The winter season remind us of all the good foods and drinks we love indulging in. Unfortunately, most of those things aren’t good for us and probably aren’t things we should be eating. Pre-diabetes affects 79 million Americans, so even though it is ‘hibernation season’ we should not forget the steps we should take to prevent this condition and avoid diabetes.
1. Exercise- The biggest thing you can do to prevent diabetes is to lose weight if you’re overweight. Weight loss and physical activity can improve the body’s ability to use insulin and process glucose, which can help someone with pre-diabetes return to normal glucose levels. One of the easiest forms of exercise is walking, so get outside, even if it’s for 10 minutes a day.

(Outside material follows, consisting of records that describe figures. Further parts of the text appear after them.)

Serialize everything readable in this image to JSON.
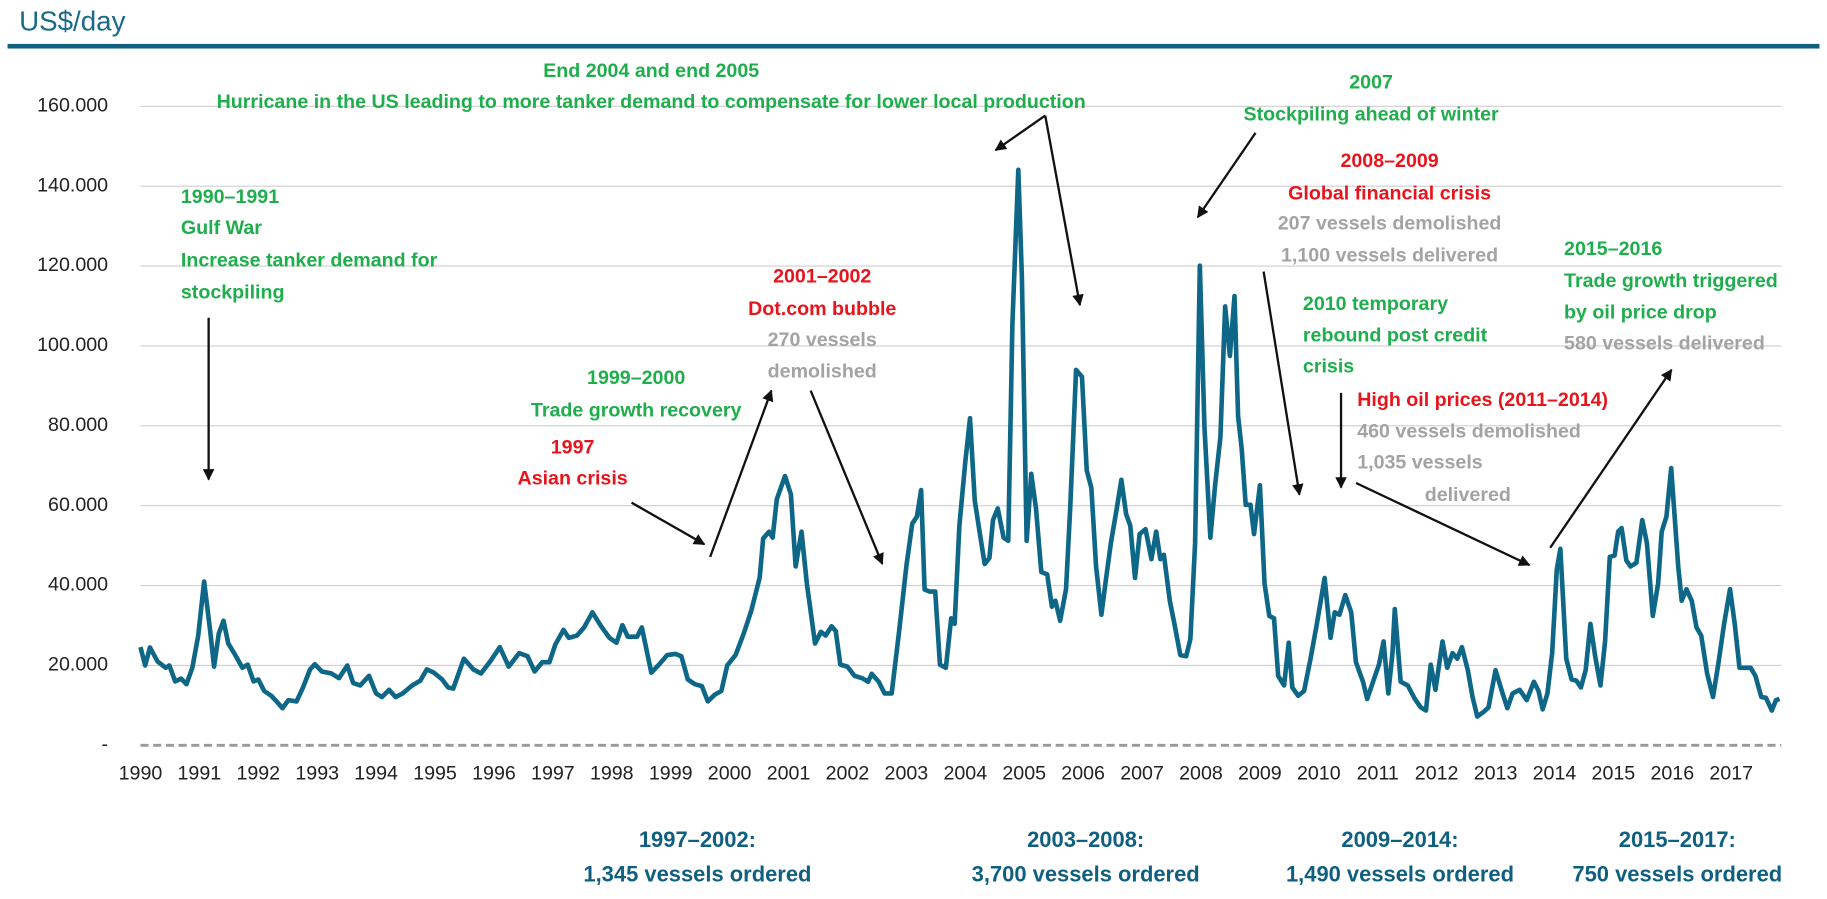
{
  "chart_data": {
    "type": "line",
    "ylabel": "US$/day",
    "color": "#0e6787",
    "grid": true,
    "xlim": [
      1990,
      2017.85
    ],
    "xticks": [
      1990,
      1991,
      1992,
      1993,
      1994,
      1995,
      1996,
      1997,
      1998,
      1999,
      2000,
      2001,
      2002,
      2003,
      2004,
      2005,
      2006,
      2007,
      2008,
      2009,
      2010,
      2011,
      2012,
      2013,
      2014,
      2015,
      2016,
      2017
    ],
    "ylim": [
      0,
      160000
    ],
    "yticks": [
      {
        "value": 0,
        "label": "-"
      },
      {
        "value": 20000,
        "label": "20.000"
      },
      {
        "value": 40000,
        "label": "40.000"
      },
      {
        "value": 60000,
        "label": "60.000"
      },
      {
        "value": 80000,
        "label": "80.000"
      },
      {
        "value": 100000,
        "label": "100.000"
      },
      {
        "value": 120000,
        "label": "120.000"
      },
      {
        "value": 140000,
        "label": "140.000"
      },
      {
        "value": 160000,
        "label": "160.000"
      }
    ],
    "x": [
      1990.0,
      1990.08,
      1990.16,
      1990.29,
      1990.43,
      1990.49,
      1990.59,
      1990.69,
      1990.78,
      1990.88,
      1990.98,
      1991.08,
      1991.18,
      1991.25,
      1991.33,
      1991.41,
      1991.49,
      1991.61,
      1991.73,
      1991.82,
      1991.92,
      1992.0,
      1992.1,
      1992.22,
      1992.31,
      1992.41,
      1992.51,
      1992.65,
      1992.76,
      1992.88,
      1992.96,
      1993.08,
      1993.24,
      1993.37,
      1993.51,
      1993.61,
      1993.73,
      1993.88,
      1994.0,
      1994.1,
      1994.22,
      1994.33,
      1994.45,
      1994.61,
      1994.75,
      1994.86,
      1994.98,
      1995.12,
      1995.22,
      1995.31,
      1995.49,
      1995.65,
      1995.78,
      1995.94,
      1996.1,
      1996.25,
      1996.43,
      1996.57,
      1996.69,
      1996.82,
      1996.94,
      1997.04,
      1997.18,
      1997.27,
      1997.41,
      1997.53,
      1997.67,
      1997.82,
      1997.96,
      1998.08,
      1998.18,
      1998.27,
      1998.43,
      1998.51,
      1998.67,
      1998.8,
      1998.94,
      1999.08,
      1999.18,
      1999.29,
      1999.41,
      1999.53,
      1999.63,
      1999.75,
      1999.86,
      1999.96,
      2000.1,
      2000.24,
      2000.37,
      2000.51,
      2000.57,
      2000.67,
      2000.73,
      2000.8,
      2000.94,
      2001.04,
      2001.12,
      2001.22,
      2001.31,
      2001.45,
      2001.55,
      2001.63,
      2001.73,
      2001.8,
      2001.88,
      2002.0,
      2002.12,
      2002.25,
      2002.35,
      2002.41,
      2002.53,
      2002.63,
      2002.75,
      2002.88,
      2003.0,
      2003.1,
      2003.18,
      2003.25,
      2003.31,
      2003.39,
      2003.49,
      2003.57,
      2003.67,
      2003.76,
      2003.82,
      2003.9,
      2004.0,
      2004.08,
      2004.16,
      2004.25,
      2004.33,
      2004.41,
      2004.47,
      2004.55,
      2004.65,
      2004.73,
      2004.8,
      2004.9,
      2004.96,
      2005.04,
      2005.12,
      2005.2,
      2005.29,
      2005.39,
      2005.47,
      2005.53,
      2005.61,
      2005.71,
      2005.78,
      2005.88,
      2005.98,
      2006.06,
      2006.14,
      2006.22,
      2006.31,
      2006.39,
      2006.47,
      2006.57,
      2006.65,
      2006.73,
      2006.8,
      2006.88,
      2006.96,
      2007.06,
      2007.16,
      2007.24,
      2007.31,
      2007.37,
      2007.47,
      2007.55,
      2007.65,
      2007.75,
      2007.82,
      2007.9,
      2007.98,
      2008.06,
      2008.16,
      2008.24,
      2008.33,
      2008.41,
      2008.49,
      2008.57,
      2008.63,
      2008.69,
      2008.76,
      2008.84,
      2008.9,
      2009.0,
      2009.08,
      2009.16,
      2009.24,
      2009.31,
      2009.41,
      2009.49,
      2009.55,
      2009.65,
      2009.75,
      2009.86,
      2009.96,
      2010.1,
      2010.2,
      2010.27,
      2010.35,
      2010.45,
      2010.55,
      2010.63,
      2010.75,
      2010.82,
      2010.92,
      2011.02,
      2011.1,
      2011.18,
      2011.25,
      2011.29,
      2011.39,
      2011.51,
      2011.63,
      2011.73,
      2011.82,
      2011.9,
      2011.98,
      2012.1,
      2012.18,
      2012.27,
      2012.35,
      2012.43,
      2012.53,
      2012.61,
      2012.69,
      2012.8,
      2012.88,
      2013.0,
      2013.12,
      2013.2,
      2013.29,
      2013.41,
      2013.53,
      2013.65,
      2013.73,
      2013.8,
      2013.88,
      2013.96,
      2014.04,
      2014.1,
      2014.2,
      2014.29,
      2014.37,
      2014.45,
      2014.53,
      2014.61,
      2014.69,
      2014.78,
      2014.86,
      2014.94,
      2015.02,
      2015.08,
      2015.14,
      2015.22,
      2015.29,
      2015.39,
      2015.49,
      2015.57,
      2015.67,
      2015.76,
      2015.82,
      2015.9,
      2015.98,
      2016.1,
      2016.16,
      2016.24,
      2016.33,
      2016.41,
      2016.49,
      2016.59,
      2016.69,
      2016.78,
      2016.88,
      2016.98,
      2017.06,
      2017.14,
      2017.24,
      2017.33,
      2017.41,
      2017.51,
      2017.59,
      2017.69,
      2017.76,
      2017.82
    ],
    "values": [
      24600,
      20000,
      24500,
      21000,
      19400,
      20000,
      16000,
      16700,
      15300,
      19400,
      27500,
      41000,
      29000,
      19700,
      28000,
      31200,
      25500,
      22600,
      19400,
      20200,
      16000,
      16500,
      13600,
      12400,
      11000,
      9300,
      11300,
      11000,
      14500,
      19000,
      20300,
      18500,
      18000,
      16800,
      20000,
      15600,
      15000,
      17400,
      13000,
      12100,
      13900,
      12100,
      13000,
      15000,
      16200,
      19000,
      18200,
      16500,
      14500,
      14200,
      21700,
      19000,
      18000,
      21100,
      24600,
      19700,
      23100,
      22300,
      18500,
      20800,
      20800,
      25200,
      28900,
      26900,
      27500,
      29500,
      33300,
      29800,
      26900,
      25700,
      30100,
      27200,
      27200,
      29500,
      18200,
      20200,
      22600,
      22900,
      22300,
      16500,
      15300,
      14800,
      11000,
      12700,
      13600,
      20000,
      22600,
      28000,
      33800,
      42000,
      51800,
      53500,
      52000,
      61600,
      67400,
      62800,
      44800,
      53500,
      40500,
      25500,
      28400,
      27500,
      29800,
      28600,
      20200,
      19700,
      17400,
      16800,
      15900,
      17900,
      15900,
      13000,
      13000,
      28900,
      44800,
      55500,
      57300,
      63900,
      39000,
      38500,
      38500,
      20200,
      19400,
      31800,
      30400,
      55000,
      70900,
      81900,
      61300,
      52700,
      45400,
      46900,
      56400,
      59300,
      52000,
      51200,
      105600,
      144100,
      117200,
      51200,
      68000,
      59300,
      43400,
      42800,
      34700,
      36200,
      31200,
      39100,
      59300,
      94000,
      92300,
      68900,
      64500,
      44800,
      32700,
      41900,
      50600,
      59300,
      66500,
      57900,
      55000,
      41900,
      52900,
      54100,
      46600,
      53500,
      46600,
      47700,
      36200,
      30400,
      22600,
      22300,
      26600,
      50600,
      120100,
      79600,
      52000,
      65100,
      77200,
      109900,
      97500,
      112500,
      82400,
      74300,
      60200,
      60200,
      52900,
      65100,
      40500,
      32400,
      31800,
      17400,
      15000,
      25700,
      14500,
      12400,
      13600,
      21700,
      29800,
      41900,
      26900,
      33300,
      32700,
      37600,
      33300,
      20800,
      15900,
      11600,
      15900,
      20200,
      26000,
      13000,
      23100,
      34100,
      15900,
      15000,
      11600,
      9500,
      8700,
      20200,
      13900,
      26000,
      19400,
      23100,
      21700,
      24600,
      18800,
      12100,
      7200,
      8400,
      9500,
      18800,
      13000,
      9300,
      13000,
      13900,
      11300,
      15900,
      13600,
      9000,
      13000,
      23100,
      44000,
      49200,
      21700,
      16500,
      16200,
      14500,
      18800,
      30400,
      22300,
      15000,
      26000,
      47200,
      47500,
      53500,
      54400,
      46300,
      44800,
      45700,
      56400,
      50600,
      32400,
      40500,
      53500,
      57300,
      69400,
      44800,
      36200,
      39100,
      36200,
      29500,
      27500,
      18000,
      12100,
      20200,
      30400,
      39100,
      30400,
      19400,
      19400,
      19400,
      17400,
      12100,
      11900,
      8700,
      11300,
      11600
    ],
    "annotations": [
      "End 2004 and end 2005",
      "Hurricane in the US leading to more tanker demand to compensate for lower local production",
      "2007",
      "Stockpiling ahead of winter",
      "2008–2009",
      "Global financial crisis",
      "207 vessels demolished",
      "1,100 vessels delivered",
      "1990–1991",
      "Gulf War",
      "Increase tanker demand for",
      "stockpiling",
      "2001–2002",
      "Dot.com bubble",
      "270 vessels",
      "demolished",
      "1999–2000",
      "Trade growth recovery",
      "1997",
      "Asian crisis",
      "2015–2016",
      "Trade growth triggered",
      "by oil price drop",
      "580 vessels delivered",
      "2010 temporary",
      "rebound post credit",
      "crisis",
      "High oil prices (2011–2014)",
      "460 vessels demolished",
      "1,035 vessels",
      "delivered"
    ],
    "period_notes": [
      "1997–2002:",
      "1,345 vessels ordered",
      "2003–2008:",
      "3,700 vessels ordered",
      "2009–2014:",
      "1,490 vessels ordered",
      "2015–2017:",
      "750 vessels ordered"
    ]
  }
}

2. Healthy Diet-Stick to foods that are low in fat, sugars, and sodium. Make changes like filling up on non-starchy veggies before reaching for bread, and replace sweetened drinks with zero-calorie beverages such as diet soda, tea, lemonade with sugar substitute, or a refreshing glass of ice water. Healthier carbohydrate choices include whole grains, fruits, milk, and low- or nonfat yogurt.
3. Control portion and practice moderation- When you have pre-diabetes, the amount of food you eat is as important as the types of foods you're eating. Readjust your meals to smaller portions, and make sure there are plenty of vegetables in your plate. If you find that the portions you’re used to are much larger than these, use measuring tools when filling your plate until your brain becomes trained to recognize healthier amounts for diabetes prevention
Eating everything in moderation means skipping the deprivation diet. You shouldn’t be cutting out whole food groups because that often leads to frustration or failure. Instead, just cut back on the “bad” foods that can up your diabetes risk. If you know that you'll be at a celebration or family event where you'll be tempted by sweets or alcoholic beverages, plan accordingly. Eat more non-starchy vegetables and lean protein to balance the carb-heavy indulgences and practice savoring small samples of the bad foods you like.
4. Don't Smoke-Smoking is bad for your health for dozens of reasons, but can increase your risk for diabetes greatly. For example:
- It has a direct negative effect on your heart and lungs
- It raises bad cholesterol and increases blood pressure
So, if you smoke, find a way to stop. You can talk with your medical provider about possible smoking cessation aids, such as medications, nicotine gum, and other strategies.